Did you know the IRS has asserted, and apparently exercised, a right to read your emails without a warrant? I didn’t, until now. [ACLU; more from ProPublica]
Regarding yesterday’s revelation that the National Security Agency has been collecting the phone records of millions of Americans, Glenn Greenwald at the U.K. Guardian has the original scoop, quoting my Cato colleague Julian Sanchez about one of the most salient aspects of the program: it scoops up everyone’s phone data in a dragnet, rather than proceeding against some narrower category of phone records for which there is individualized suspicion. More coverage: Guardian sidebar on what telephone metadata can reveal; Timothy Lee/Washington Post; Orin Kerr/Volokh (“This is potentially a huge story. If the NSA is getting all call records from every domestic call from Verizon, then that’s a very big deal”); Adam Serwer/MSNBC; Electronic Frontier Foundation (“There is no indication that this order to Verizon was unique or novel.

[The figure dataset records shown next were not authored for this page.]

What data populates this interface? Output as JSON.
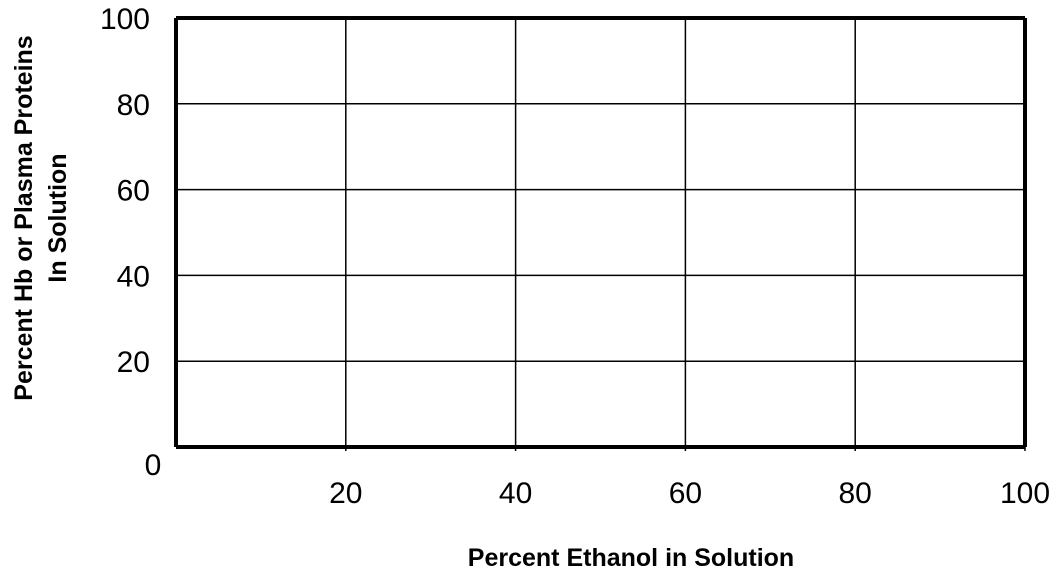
{
  "chart_data": {
    "type": "line",
    "title": "",
    "xlabel": "Percent Ethanol in Solution",
    "ylabel_lines": [
      "Percent Hb or Plasma Proteins",
      "In Solution"
    ],
    "xlim": [
      0,
      100
    ],
    "ylim": [
      0,
      100
    ],
    "x_ticks": [
      20,
      40,
      60,
      80,
      100
    ],
    "y_ticks": [
      100,
      80,
      60,
      40,
      20
    ],
    "origin_label": "0",
    "grid": true,
    "series": []
  }
}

It is very likely that business records orders like this exist for every major American telecommunication company, meaning that, if you make calls in the United States, the NSA has those records. And this has been going on for at least 7 years, and probably longer.”) And from a slightly different perspective, Joshua Foust, who cites Congress for having repeatedly voted to give the Executive ultra-broad surveillance powers, and writes: “The information the NSA is collecting is metadata, not content (like a wiretap), and not account names. Uncovering personally identifiable information would require separate warrants to do so. This was a pattern analysis, not really mass surveillance as we traditionally understand it.”
P.S. On the IRS’s claims of a right to read email without a warrant, Justin Horton: “Not limited to IRS; this is basically government’s position and only 6th Circuit seems to disagree.”